Bodoh

545 32 5
                                    

Neji Hyuga + Tenten Mitsasi
NejiTen

Terik sang mega serasa membakar sekujur tubuh. Ya, jika kau berani berdiri di tengah hari dengan cuaca 'panas gila' seperti ini.
Di bawah jendela, Tenten meringkuk. Merengkuh kedua lututnya erat. Setelahnya, menengadahkan kepala dan berharap hujan.
Sial. Keajaiban memang bisa terjadi kapan saja, dan sepertinya tidak untuk saat ini.
Tenten terus mengeluh sembari menyeka keringat yang berselancar bebas di wajahnya.
"Gaah, bagaimana bisa aku bersembunyi di luar ruangan.
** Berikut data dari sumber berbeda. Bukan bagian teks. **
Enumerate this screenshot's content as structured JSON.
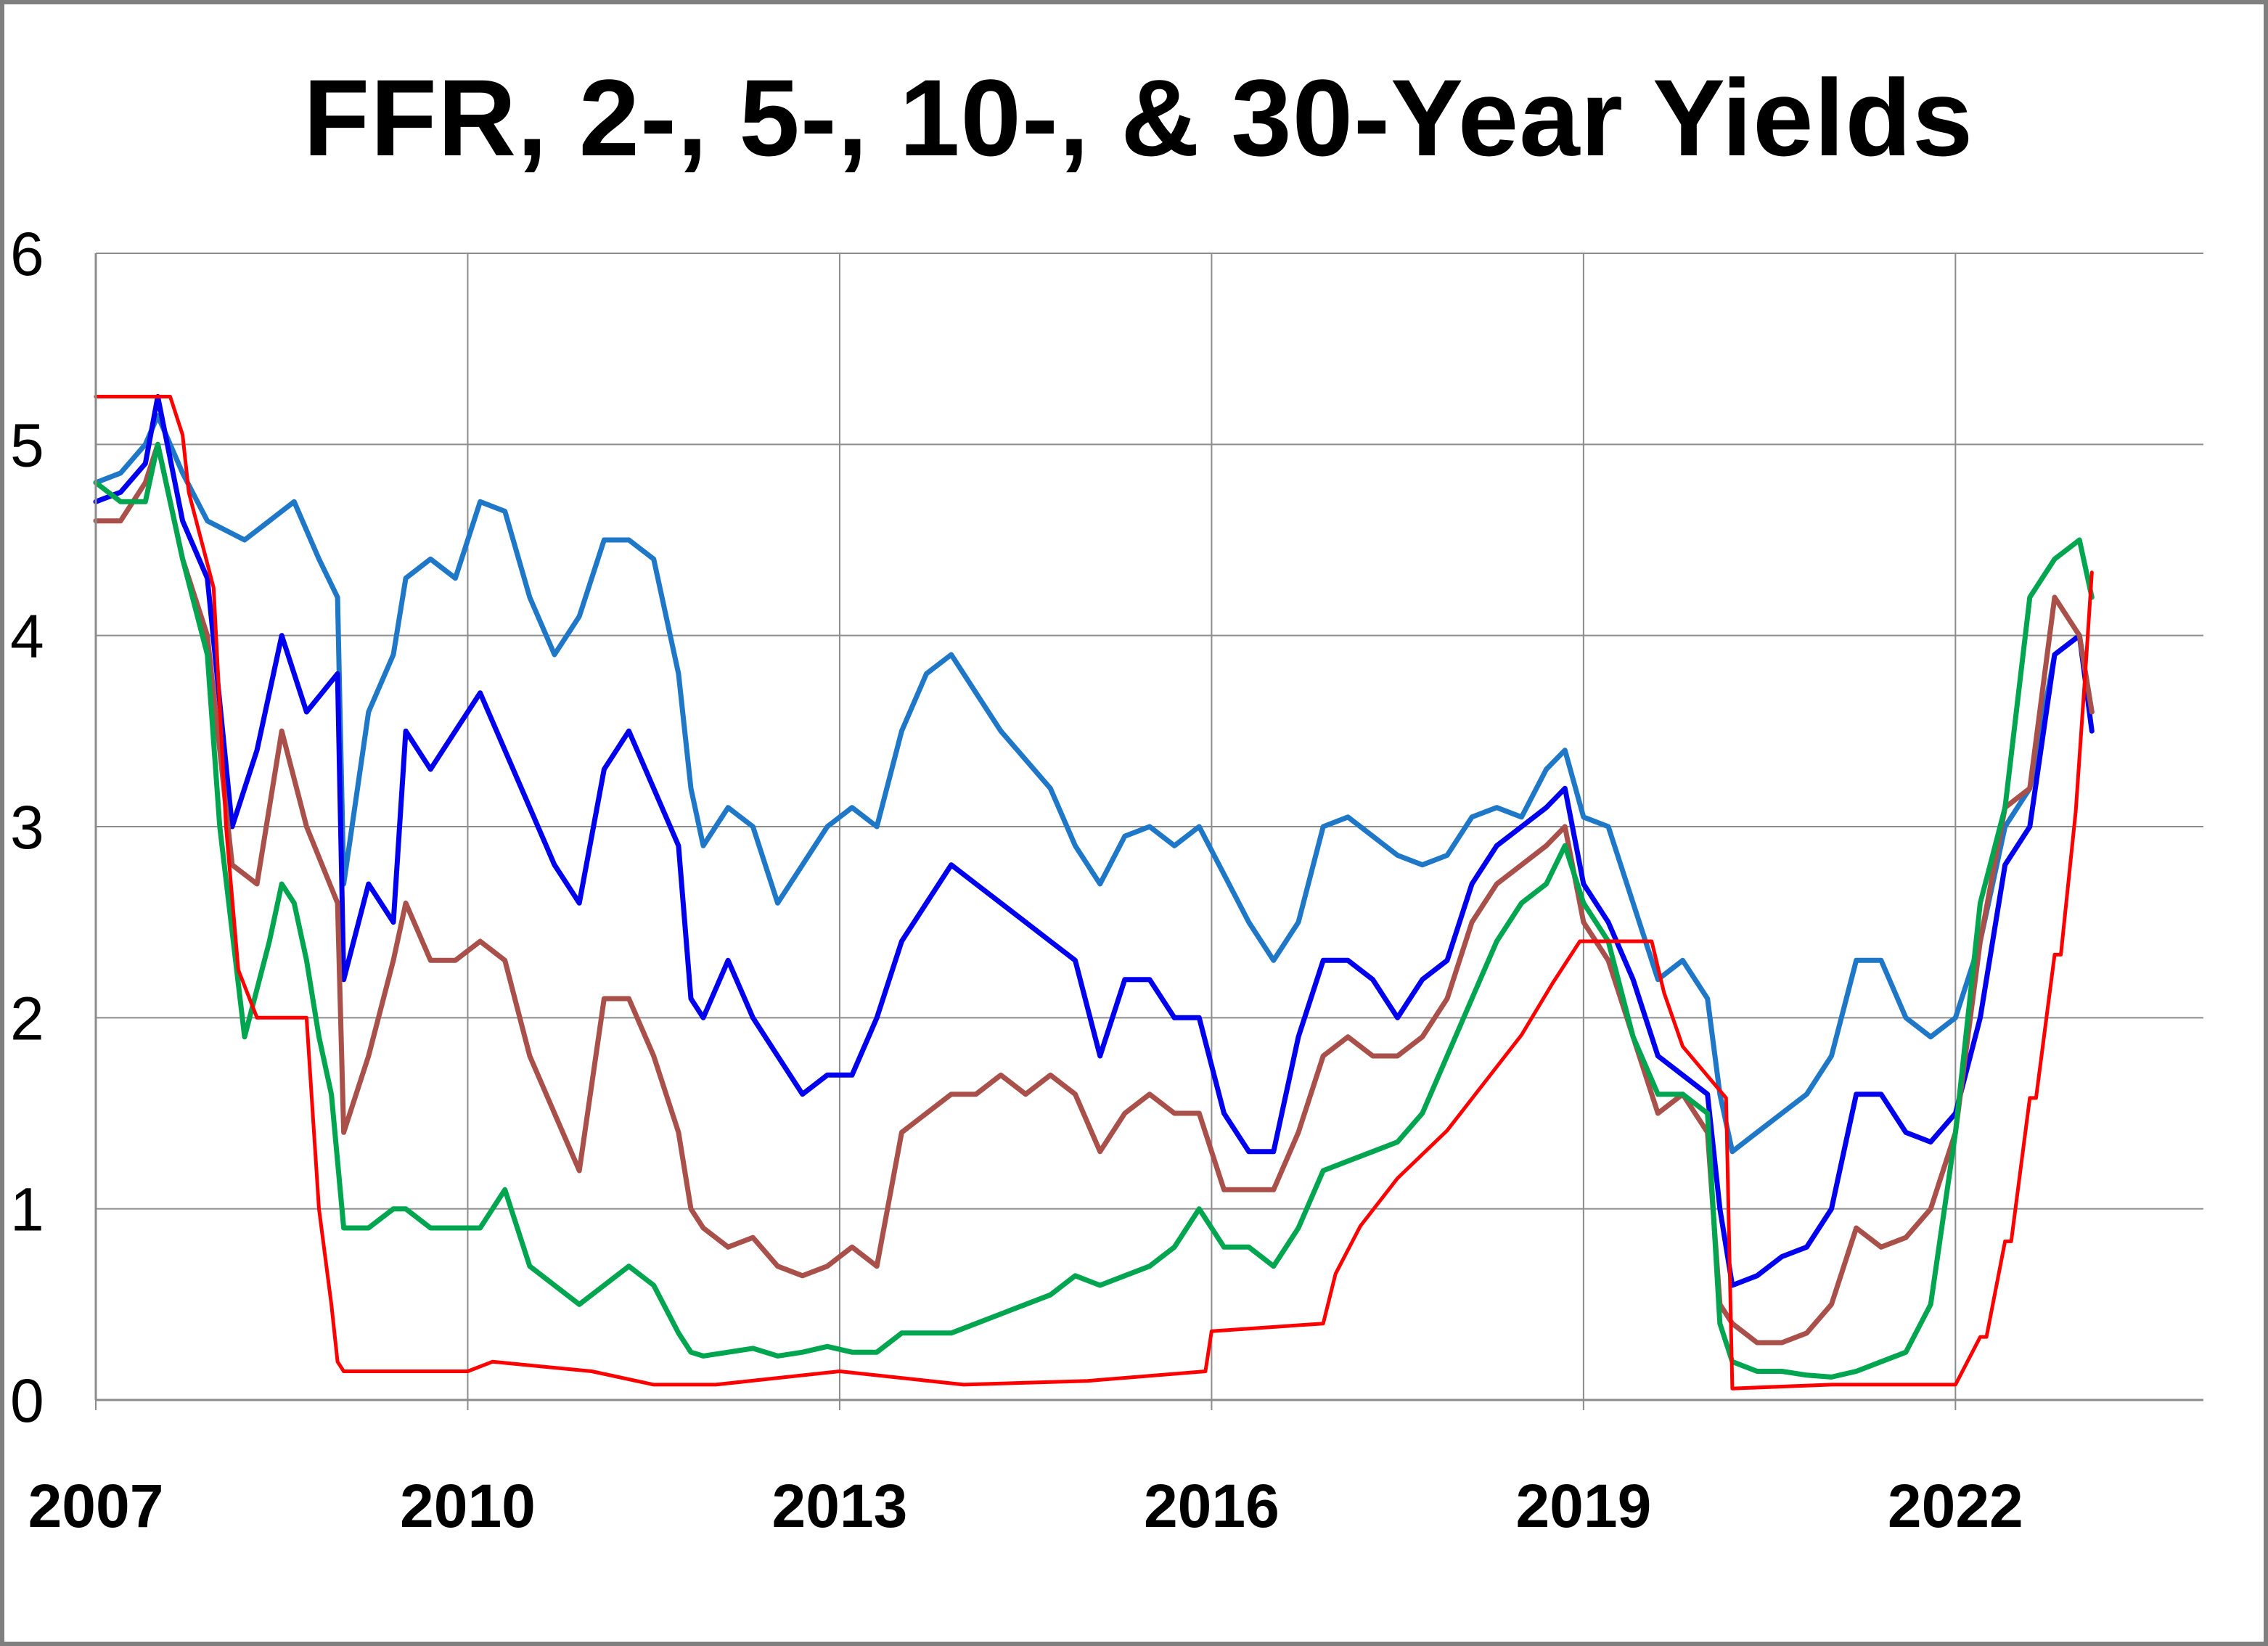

Menurutku ini bukan tempat persembunyian yang bagus."
Bagaimana kaki-kakinya membawanya kemari? Kalau memang hati dan tindakan memang tak sinkron, Tenten merasakannya saat ini.
"Tsk. Aku ini kenapa?"
Tenten menenggelamkan wajahnya dalam pelukan lutut.
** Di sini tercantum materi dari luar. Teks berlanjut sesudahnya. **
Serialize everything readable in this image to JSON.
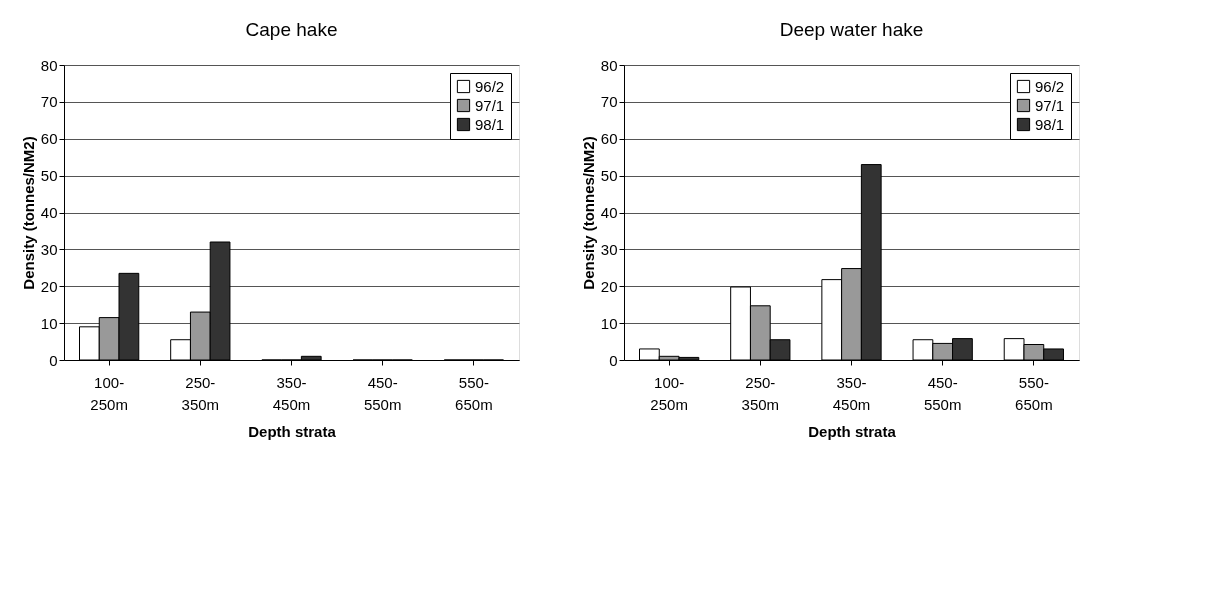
{
  "chart_data": [
    {
      "type": "bar",
      "title": "Cape hake",
      "xlabel": "Depth strata",
      "ylabel": "Density (tonnes/NM2)",
      "categories": [
        "100-250m",
        "250-350m",
        "350-450m",
        "450-550m",
        "550-650m"
      ],
      "ylim": [
        0,
        80
      ],
      "yticks": [
        0,
        10,
        20,
        30,
        40,
        50,
        60,
        70,
        80
      ],
      "grid": "y",
      "legend": "top right",
      "series": [
        {
          "name": "96/2",
          "color": "#ffffff",
          "values": [
            9,
            5.5,
            0,
            0,
            0
          ]
        },
        {
          "name": "97/1",
          "color": "#999999",
          "values": [
            11.5,
            13,
            0,
            0,
            0
          ]
        },
        {
          "name": "98/1",
          "color": "#333333",
          "values": [
            23.5,
            32,
            1,
            0,
            0
          ]
        }
      ]
    },
    {
      "type": "bar",
      "title": "Deep water hake",
      "xlabel": "Depth strata",
      "ylabel": "Density (tonnes/NM2)",
      "categories": [
        "100-250m",
        "250-350m",
        "350-450m",
        "450-550m",
        "550-650m"
      ],
      "ylim": [
        0,
        80
      ],
      "yticks": [
        0,
        10,
        20,
        30,
        40,
        50,
        60,
        70,
        80
      ],
      "grid": "y",
      "legend": "top right",
      "series": [
        {
          "name": "96/2",
          "color": "#ffffff",
          "values": [
            3,
            19.8,
            21.8,
            5.5,
            5.8
          ]
        },
        {
          "name": "97/1",
          "color": "#999999",
          "values": [
            1,
            14.7,
            24.8,
            4.5,
            4.2
          ]
        },
        {
          "name": "98/1",
          "color": "#333333",
          "values": [
            0.7,
            5.5,
            53,
            5.8,
            3
          ]
        }
      ]
    }
  ]
}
Tak hanya sekujur tubuhnya yang panas, tetapi hatinya juga panas.
"Ugh. Neji... bodoh."
Bodoh dalam banyak hal?
Tidak. Dalam dua hal.
.
.
.
Bel istirahat masih belum berdenting. Punggung Tenten merasakan nyeri setelah mencium mesra dinding bangunan selama beberapa menit.
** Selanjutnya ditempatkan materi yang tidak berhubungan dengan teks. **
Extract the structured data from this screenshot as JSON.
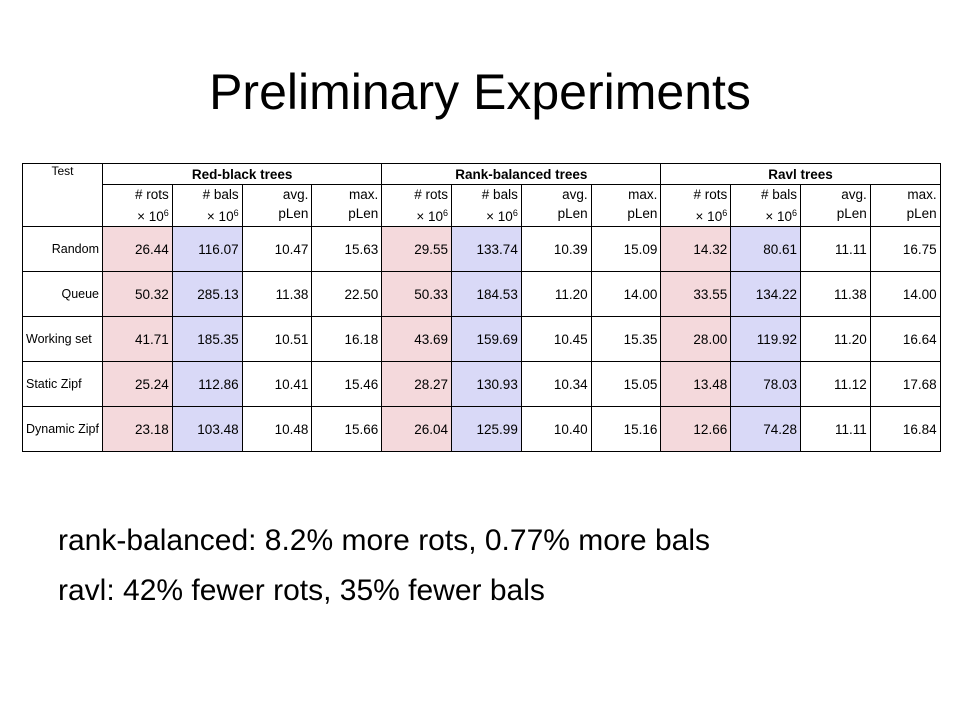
{
  "title": "Preliminary Experiments",
  "table": {
    "test_header": "Test",
    "groups": [
      "Red-black trees",
      "Rank-balanced trees",
      "Ravl trees"
    ],
    "subcolumns": [
      {
        "line1": "# rots",
        "line2": "× 10",
        "exp": "6"
      },
      {
        "line1": "# bals",
        "line2": "× 10",
        "exp": "6"
      },
      {
        "line1": "avg.",
        "line2": "pLen",
        "exp": ""
      },
      {
        "line1": "max.",
        "line2": "pLen",
        "exp": ""
      }
    ],
    "rows": [
      {
        "label": "Random",
        "values": [
          "26.44",
          "116.07",
          "10.47",
          "15.63",
          "29.55",
          "133.74",
          "10.39",
          "15.09",
          "14.32",
          "80.61",
          "11.11",
          "16.75"
        ]
      },
      {
        "label": "Queue",
        "values": [
          "50.32",
          "285.13",
          "11.38",
          "22.50",
          "50.33",
          "184.53",
          "11.20",
          "14.00",
          "33.55",
          "134.22",
          "11.38",
          "14.00"
        ]
      },
      {
        "label": "Working set",
        "values": [
          "41.71",
          "185.35",
          "10.51",
          "16.18",
          "43.69",
          "159.69",
          "10.45",
          "15.35",
          "28.00",
          "119.92",
          "11.20",
          "16.64"
        ]
      },
      {
        "label": "Static Zipf",
        "values": [
          "25.24",
          "112.86",
          "10.41",
          "15.46",
          "28.27",
          "130.93",
          "10.34",
          "15.05",
          "13.48",
          "78.03",
          "11.12",
          "17.68"
        ]
      },
      {
        "label": "Dynamic Zipf",
        "values": [
          "23.18",
          "103.48",
          "10.48",
          "15.66",
          "26.04",
          "125.99",
          "10.40",
          "15.16",
          "12.66",
          "74.28",
          "11.11",
          "16.84"
        ]
      }
    ]
  },
  "bullets": [
    "rank-balanced: 8.2% more rots, 0.77% more bals",
    "ravl: 42% fewer rots, 35% fewer bals"
  ],
  "colors": {
    "rots_cell": "#f4d9dc",
    "bals_cell": "#d9d9f7"
  }
}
Tenten merenggangkan badan. Bunyi krek terdengar beberapa kali.
"Tapi... Neji tidak salah..." Kepala sang gadis tertunduk. "Seharusnya... Aku tidak begini..."
Batinnya sakit. Namun Tenten meremas kemejanya.
"Sudah kuduga. Di sini."
Freeze . Waktu serasa terhenti. Suara bariton yang dikenal Tenten...
"Hup!"
...dan sang pemilik kini mendaratkan kakinya sukses setelah melompati jendela. Duduk di samping Tenten.
"Kau berlari begitu saja. Dan seperti biasa, larimu cepat."
Tenten masih menunduk. Mengumpat amarah, atau tangis.
Sang pemuda—Hyuga Neji, menjepit rambut yang ikut tertunduk di telinga Tenten.
Tenten menangis. Neji panik.
"Mitsasi...? Kenapa—"
"Maaf! Aku menangis bukan karena—"
"..Lalu karena apa?"
Tenten menoleh ke samping. Neji menyeka air mata sang gadis.
"..."
"Bukankah sudah kubilang. Jangan menangis. Cengeng."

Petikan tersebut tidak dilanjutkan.